Pazar, Ağustos 26, 2012

orta avrupa gezim: yeniden viyana!!! (son:))

budapeşte'de geçirilen 2 günün ardından, son günümüzü de viyana'da geçirmek üzere yollara düştük son bir kez..



sisi müzesi vardı daha gezilecek, çikolatalar vardı daha alınacak ve en önemlisi:
grupta 2 tane psikolojik danışman vardı ve viyana'ya gidip freud'un evini görmemek bittabi olmazdı;)

neyse ki bu sefer yolumuz kısaydı. yine de müzeler kapanmadan yetişebilmek için çok geç olmadan çıktık yola. gel gör ki, grubumuzdaki birtakım kendini bilmezler (!), viyana'ya bir saat kala gördükleri muazzam karting alanından pek etkilendiler ve arabayı sağa çekiverdiler.
biz de öyle bir psikolojik baskı yaptık ki, sadece ne var ne yok diye bakmakla yetindiler.
oysa binecekleri için çocuklar gibi şendiler:


velhasıl, yolumuza devam ettik. viyana'ya varınca her birimiz içimizde kalan etkinliği yapmaya koyulduk.
ben ve meslektaşım olan sevgili arkadaşım, sigmund freud'un uzun yıllar yaşadığı, çalıştığı ve yıllar sonra kızı anna freud'un müze haline getirdiği evi ziyaret ettik.


kitapları, mektupları, fotoğrafları, antika koleksiyonu, ünlü "kanepe", videolar, kütüphane...


her şey çok güzeldi.


ingilizce anlatımlı dokümanımızla oda oda tek tek her şeyi hikayesiyle öğrenmek çok keyifliydi. 

veee işte,  sonra havaalanı ve dönüş.
her güzel şeyin sonu vardı...



orta avrupa gezim: bratislava ve budapeşte!!!

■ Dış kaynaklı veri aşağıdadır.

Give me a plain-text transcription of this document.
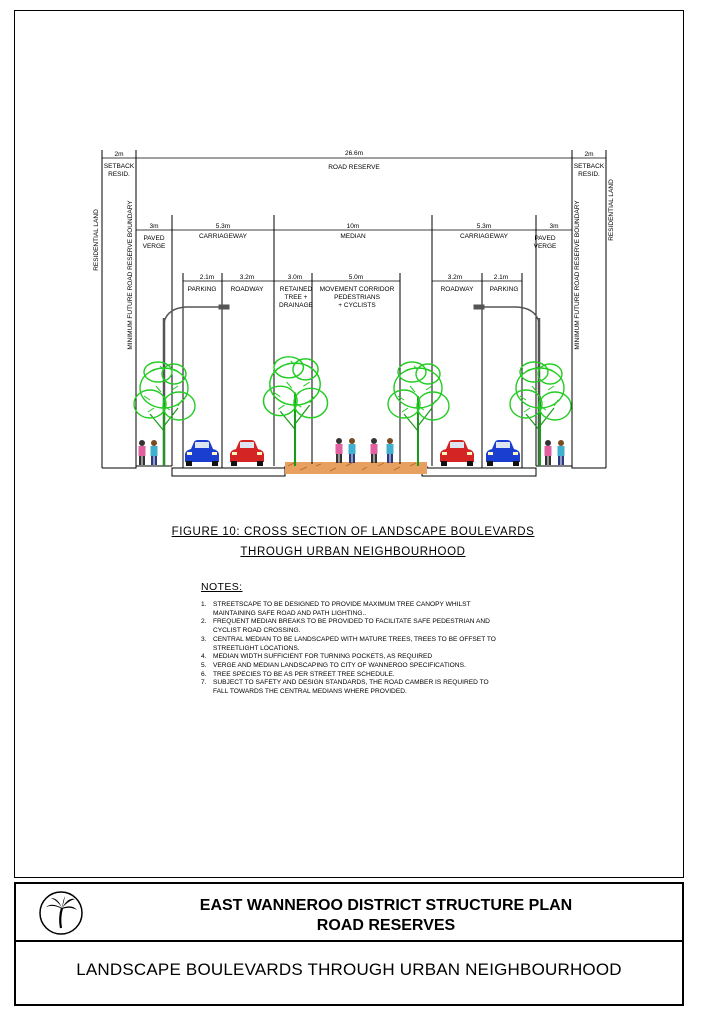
2m	26.6m	2m
SETBACK
RESID.
ROAD RESERVE	SETBACK
RESID.
3m	5.3m	10m	5.3m	3m
PAVED
VERGE
CARRIAGEWAY	MEDIAN	CARRIAGEWAY	PAVED
VERGE
2.1m	3.2m	3.0m	5.0m	3.2m	2.1m
PARKING ROADWAY	RETAINED
TREE +
DRAINAGE
MOVEMENT CORRIDOR
PEDESTRIANS
+ CYCLISTS
ROADWAY PARKING
RESIDENTIAL LAND	MINIMUM FUTURE ROAD RESERVE BOUNDARY	MINIMUM FUTURE ROAD RESERVE BOUNDARY	RESIDENTIAL LAND
FIGURE 10: CROSS SECTION OF LANDSCAPE BOULEVARDS
THROUGH URBAN NEIGHBOURHOOD
NOTES:
1. STREETSCAPE TO BE DESIGNED TO PROVIDE MAXIMUM TREE CANOPY WHILST MAINTAINING SAFE ROAD AND PATH LIGHTING..
2. FREQUENT MEDIAN BREAKS TO BE PROVIDED TO FACILITATE SAFE PEDESTRIAN AND CYCLIST ROAD CROSSING.
3. CENTRAL MEDIAN TO BE LANDSCAPED WITH MATURE TREES, TREES TO BE OFFSET TO STREETLIGHT LOCATIONS.
4. MEDIAN WIDTH SUFFICIENT FOR TURNING POCKETS, AS REQUIRED
5. VERGE AND MEDIAN LANDSCAPING TO CITY OF WANNEROO SPECIFICATIONS.
6. TREE SPECIES TO BE AS PER STREET TREE SCHEDULE.
7. SUBJECT TO SAFETY AND DESIGN STANDARDS, THE ROAD CAMBER IS REQUIRED TO FALL TOWARDS THE CENTRAL MEDIANS WHERE PROVIDED.
EAST WANNEROO DISTRICT STRUCTURE PLAN
ROAD RESERVES
LANDSCAPE BOULEVARDS THROUGH URBAN NEIGHBOURHOOD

bir gece dresden'de konakladıktan sonra, sabah yine düştük yollara. bu sefer istikamet budapeşte idi. 



budapeşte'ye giderken bratislava'da (slovakya'nın başkenti) da 2 saat kadar zaman geçirdik.

(tuna nehrine bakan ben:))

epey değişik heykellerle karşılaştık gezerken:




bratislava'da bir de şenliğe denk geldik:


sonrasında da budapeşte'ye vardık!


açıkçası, budapeşte benim için biraz "kayıp" geçti. zira, gezimizin sonlarına geldiğimizden hem fiziksel olarak çok yorulmuştum hem de zihinsel olarak doygunluğa ulaşmıştım. 


yani artık tarih, mimari, bina vs. dikkatimi çok çekmemeye başlamıştı; dünyanın en güzel köprüsü ya da katedrali çıksa karşıma "ee çok benzerleri vardı bunun" diyecek durumdaydım maalesef.

(kahramanlar meydanı)


budapeşte oldukça turistik ve kalabalık bir şehir. çok fazla türk ve dolayısıyla dönerci var:)

(şehir hem nazi hem ruslar tarafından çok zarara uğratılmış, çok kayıp vermiş... bunun izlerinin yansıdığı müzeler, anıtlar görmek mümkün..)


tüm gezdiklerimiz arasında bize en yakın olan ülke sanırım.. nasıl desem, tam bir avrupa şehri gelişmişliğine sahip değil gibi geldi. en çok da şehrin kalkınmışlık düzeyi, yaşayanların sosyo ekononik konumu açısından tabi..


kalinka adında votkası ünlü, bir de yer altı su kaynaklarıyla. 


ve elbette şehri ikiye bölen tuna nehri ile! tuna nehri üzerinde buda ve peşte'yi birbirine bağlayan 5 adet güzel köprü var ve şehir gece aydınlatmasıyla ünlü. bu konuda gerçekten çok başarılılar! gece nehirde mehtap turu yapmayanı dövüyorlar!:)
işte fotoğraflar:




ayrıca sziget festivaline denk geldik, ancak, katılmaya zamanımız yoktu maalesef.
onun dışında biz de elimizden geldiğince gezdik gezdik gezdik.